AC: And these hierarchies that you're describing represent actual structures
that exist in reality, real developmental structures. They're not just subjective conceptual fabrications.
KW: Yes, the point is that there are these general waves of unfolding, and they represent what we call "nested hierarchies" or "holarchies" of development—such as that worldcentric is higher than ethnocentric, which is higher than egocentric. It is
better to be worldcentric than ethnocentric, and hence you can be very judgmental about ethnocentric prejudice. The irony is that the green meme itself is involved in making hierarchical judgments all the time, even though it denies hierarchies.
AC: That's self-contradictory.
KW: Right. It's now pretty widely accepted by most philosophers that postmodernism is riddled with what's called a performative self-contradiction. It condemns in others exactly what it constantly does itself. It makes judgments constantly. For example, it has its own hierarchy that says "linking is better than ranking"—well, that's a hierarchy of value. So it hierarchically condemns hierarchies. Oops!
But the positive aspect, again, is that green is cleaning out bad hierarchies; the downside is that it's losing all the good hierarchies as well. And, as we were saying, that stance very quickly turns on itself and becomes self-contradictory. The green wave itself is the product of a hierarchical developmental unfolding from traditional to modern to postmodern, so when the green meme condemns all hierarchies, it's basically condemning the very process that produced its own higher position.
AC: That's what's so enlightening about this point—realizing that condemning all
hierarchies inherently destroys the very ground one is standing on.
KW: When you're faced with this in students, what exactly do you do?

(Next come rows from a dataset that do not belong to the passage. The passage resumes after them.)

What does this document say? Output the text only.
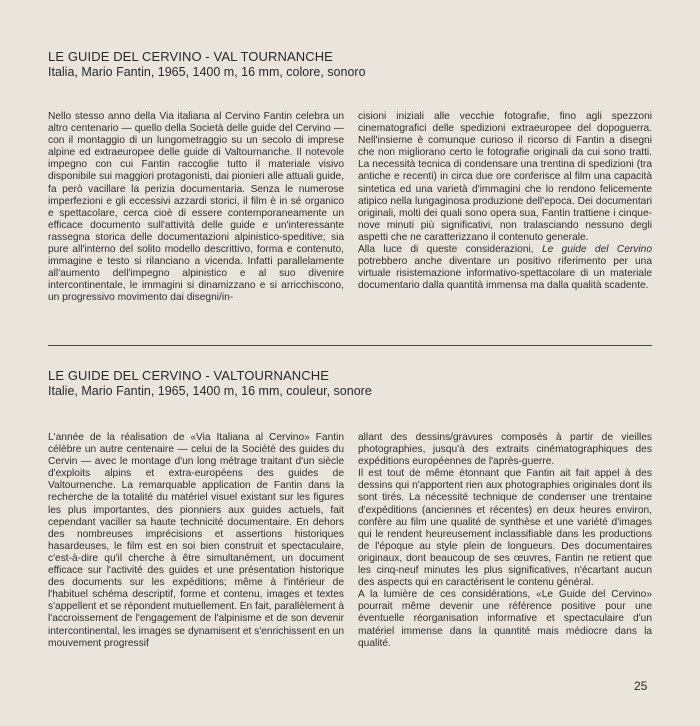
LE GUIDE DEL CERVINO - VAL TOURNANCHE
Italia, Mario Fantin, 1965, 1400 m, 16 mm, colore, sonoro

Nello stesso anno della Via italiana al Cervino Fantin celebra un altro centenario — quello della Società delle guide del Cervino — con il montaggio di un lungometraggio su un secolo di imprese alpine ed extraeuropee delle guide di Valtournanche. Il notevole impegno con cui Fantin raccoglie tutto il materiale visivo disponibile sui maggiori protagonisti, dai pionieri alle attuali guide, fa però vacillare la perizia documentaria. Senza le numerose imperfezioni e gli eccessivi azzardi storici, il film è in sé organico e spettacolare, cerca cioè di essere contemporaneamente un efficace documento sull'attività delle guide e un'interessante rassegna storica delle documentazioni alpinistico-speditive; sia pure all'interno del solito modello descrittivo, forma e contenuto, immagine e testo si rilanciano a vicenda. Infatti parallelamente all'aumento dell'impegno alpinistico e al suo divenire intercontinentale, le immagini si dinamizzano e si arricchiscono, un progressivo movimento dai disegni/in-

cisioni iniziali alle vecchie fotografie, fino agli spezzoni cinematografici delle spedizioni extraeuropee del dopoguerra. Nell'insieme è comunque curioso il ricorso di Fantin a disegni che non migliorano certo le fotografie originali da cui sono tratti. La necessità tecnica di condensare una trentina di spedizioni (tra antiche e recenti) in circa due ore conferisce al film una capacità sintetica ed una varietà d'immagini che lo rendono felicemente atipico nella lungaginosa produzione dell'epoca. Dei documentari originali, molti dei quali sono opera sua, Fantin trattiene i cinque-nove minuti più significativi, non tralasciando nessuno degli aspetti che ne caratterizzano il contenuto generale.

Alla luce di queste considerazioni, Le guide del Cervino potrebbero anche diventare un positivo riferimento per una virtuale risistemazione informativo-spettacolare di un materiale documentario dalla quantità immensa ma dalla qualità scadente.

LE GUIDE DEL CERVINO - VALTOURNANCHE
Italie, Mario Fantin, 1965, 1400 m, 16 mm, couleur, sonore

L'année de la réalisation de «Via Italiana al Cervino» Fantin célèbre un autre centenaire — celui de la Société des guides du Cervin — avec le montage d'un long métrage traitant d'un siècle d'exploits alpins et extra-européens des guides de Valtournenche. La remarquable application de Fantin dans la recherche de la totalité du matériel visuel existant sur les figures les plus importantes, des pionniers aux guides actuels, fait cependant vaciller sa haute technicité documentaire. En dehors des nombreuses imprécisions et assertions historiques hasardeuses, le film est en soi bien construit et spectaculaire, c'est-à-dire qu'il cherche à être simultanément, un document efficace sur l'activité des guides et une présentation historique des documents sur les expéditions; même à l'intérieur de l'habituel schéma descriptif, forme et contenu, images et textes s'appellent et se répondent mutuellement. En fait, parallèlement à l'accroissement de l'engagement de l'alpinisme et de son devenir intercontinental, les images se dynamisent et s'enrichissent en un mouvement progressif

allant des dessins/gravures composés à partir de vieilles photographies, jusqu'à des extraits cinématographiques des expéditions européennes de l'après-guerre.

Il est tout de même étonnant que Fantin ait fait appel à des dessins qui n'apportent rien aux photographies originales dont ils sont tirés. La nécessité technique de condenser une trentaine d'expéditions (anciennes et récentes) en deux heures environ, confère au film une qualité de synthèse et une variété d'images qui le rendent heureusement inclassifiable dans les productions de l'époque au style plein de longueurs. Des documentaires originaux, dont beaucoup de ses œuvres, Fantin ne retient que les cinq-neuf minutes les plus significatives, n'écartant aucun des aspects qui en caractérisent le contenu général.

A la lumière de ces considérations, «Le Guide del Cervino» pourrait même devenir une référence positive pour une éventuelle réorganisation informative et spectaculaire d'un matériel immense dans la quantité mais médiocre dans la qualité.

25
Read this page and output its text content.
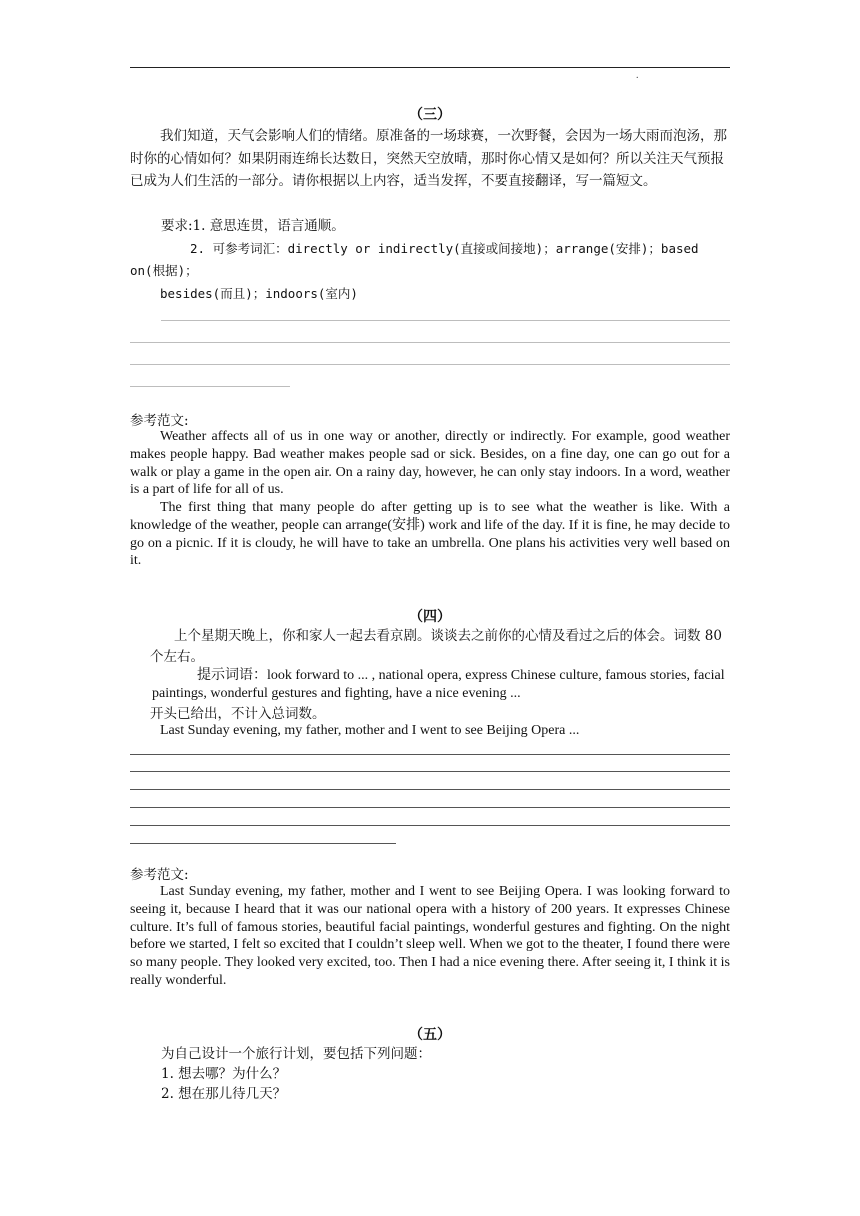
.
（三）
我们知道，天气会影响人们的情绪。原准备的一场球赛，一次野餐，会因为一场大雨而泡汤，那时你的心情如何？如果阴雨连绵长达数日，突然天空放晴，那时你心情又是如何？所以关注天气预报已成为人们生活的一部分。请你根据以上内容，适当发挥，不要直接翻译，写一篇短文。
要求:1. 意思连贯，语言通顺。
2. 可参考词汇：directly or indirectly(直接或间接地)；arrange(安排)；based on(根据)；
besides(而且)；indoors(室内)
参考范文:
Weather affects all of us in one way or another, directly or indirectly. For example, good weather makes people happy. Bad weather makes people sad or sick. Besides, on a fine day, one can go out for a walk or play a game in the open air. On a rainy day, however, he can only stay indoors. In a word, weather is a part of life for all of us.
The first thing that many people do after getting up is to see what the weather is like. With a knowledge of the weather, people can arrange(安排) work and life of the day. If it is fine, he may decide to go on a picnic. If it is cloudy, he will have to take an umbrella. One plans his activities very well based on it.
（四）
上个星期天晚上，你和家人一起去看京剧。谈谈去之前你的心情及看过之后的体会。词数 80 个左右。
提示词语：look forward to ... , national opera, express Chinese culture, famous stories, facial paintings, wonderful gestures and fighting, have a nice evening ...
开头已给出，不计入总词数。
Last Sunday evening, my father, mother and I went to see Beijing Opera ...
参考范文:
Last Sunday evening, my father, mother and I went to see Beijing Opera. I was looking forward to seeing it, because I heard that it was our national opera with a history of 200 years. It expresses Chinese culture. It’s full of famous stories, beautiful facial paintings, wonderful gestures and fighting. On the night before we started, I felt so excited that I couldn’t sleep well. When we got to the theater, I found there were so many people. They looked very excited, too. Then I had a nice evening there. After seeing it, I think it is really wonderful.
（五）
为自己设计一个旅行计划，要包括下列问题：
1. 想去哪？为什么？
2. 想在那儿待几天？
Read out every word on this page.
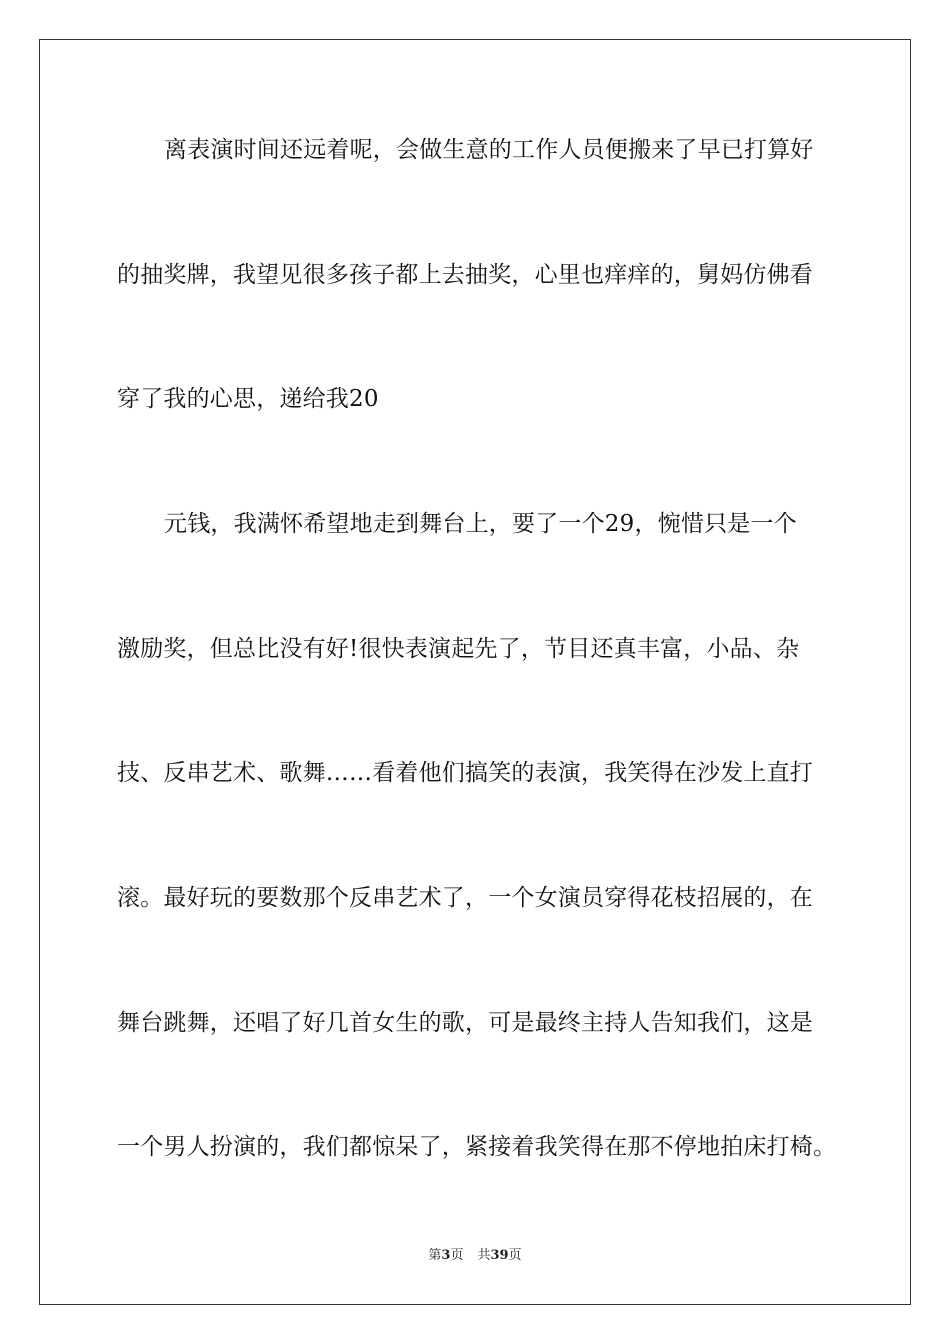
离表演时间还远着呢，会做生意的工作人员便搬来了早已打算好
的抽奖牌，我望见很多孩子都上去抽奖，心里也痒痒的，舅妈仿佛看
穿了我的心思，递给我20
元钱，我满怀希望地走到舞台上，要了一个29，惋惜只是一个
激励奖，但总比没有好!很快表演起先了，节目还真丰富，小品、杂
技、反串艺术、歌舞……看着他们搞笑的表演，我笑得在沙发上直打
滚。最好玩的要数那个反串艺术了，一个女演员穿得花枝招展的，在
舞台跳舞，还唱了好几首女生的歌，可是最终主持人告知我们，这是
一个男人扮演的，我们都惊呆了，紧接着我笑得在那不停地拍床打椅。
第3页 共39页
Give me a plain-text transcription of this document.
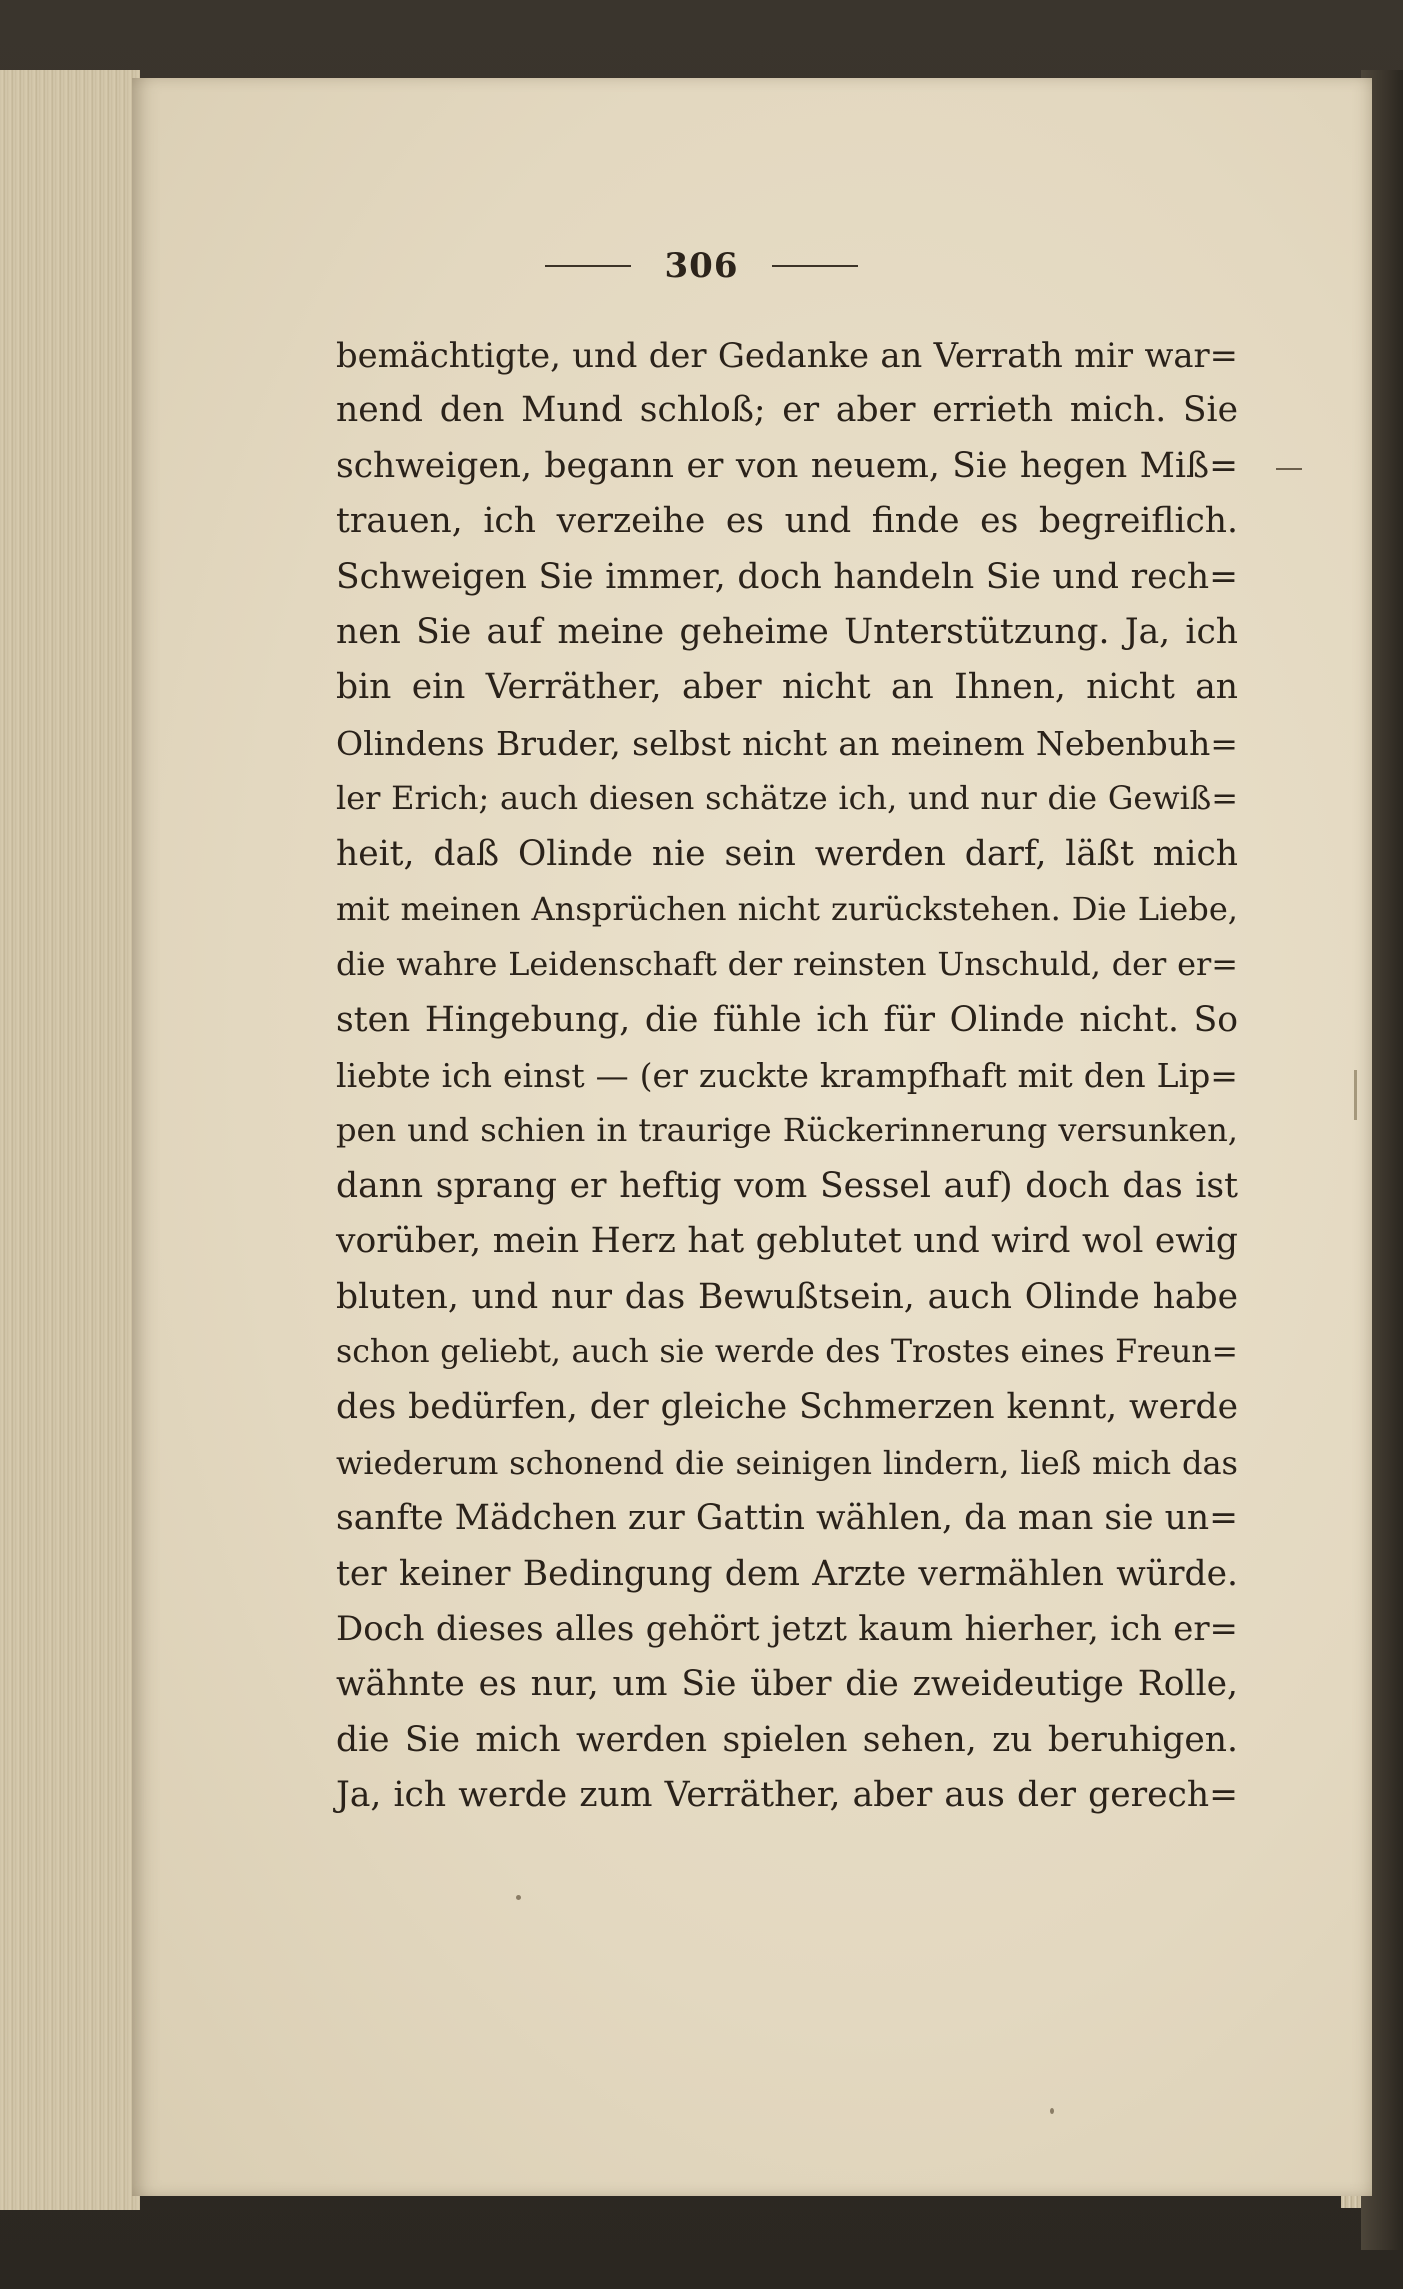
306
bemächtigte, und der Gedanke an Verrath mir war=
nend den Mund schloß; er aber errieth mich. Sie
schweigen, begann er von neuem, Sie hegen Miß=
trauen, ich verzeihe es und finde es begreiflich.
Schweigen Sie immer, doch handeln Sie und rech=
nen Sie auf meine geheime Unterstützung. Ja, ich
bin ein Verräther, aber nicht an Ihnen, nicht an
Olindens Bruder, selbst nicht an meinem Nebenbuh=
ler Erich; auch diesen schätze ich, und nur die Gewiß=
heit, daß Olinde nie sein werden darf, läßt mich
mit meinen Ansprüchen nicht zurückstehen. Die Liebe,
die wahre Leidenschaft der reinsten Unschuld, der er=
sten Hingebung, die fühle ich für Olinde nicht. So
liebte ich einst — (er zuckte krampfhaft mit den Lip=
pen und schien in traurige Rückerinnerung versunken,
dann sprang er heftig vom Sessel auf) doch das ist
vorüber, mein Herz hat geblutet und wird wol ewig
bluten, und nur das Bewußtsein, auch Olinde habe
schon geliebt, auch sie werde des Trostes eines Freun=
des bedürfen, der gleiche Schmerzen kennt, werde
wiederum schonend die seinigen lindern, ließ mich das
sanfte Mädchen zur Gattin wählen, da man sie un=
ter keiner Bedingung dem Arzte vermählen würde.
Doch dieses alles gehört jetzt kaum hierher, ich er=
wähnte es nur, um Sie über die zweideutige Rolle,
die Sie mich werden spielen sehen, zu beruhigen.
Ja, ich werde zum Verräther, aber aus der gerech=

How do you, on the one hand, appreciate the fact that they no longer want to make, let's say, ethnocentric judgments or homophobic judgments, but, on the other hand, help them understand that they
do have to make other judgments? We all have to make judgments based on the degree of depth in our own consciousness, in our own awareness. And there are
higher states and stages of consciousness that a spiritual aspirant has to orient him- or herself toward if there's going to be growth and evolution at all, and those higher states definitely pass judgments on the lower and lesser states, just as worldcentric correctly passes judgment on ethnocentric.
AC: Well, the answer to that question would be that a spiritual mentor, if he or she is authentic, should be able to demonstrate to the student that there is a living, breathing difference between their respective levels of consciousness that can be objectively recognized. And hopefully that's going to generate in the student a little humility and a lot of evolutionary tension, awakened inspiration, and real interest in meeting the mentor at his or her own level.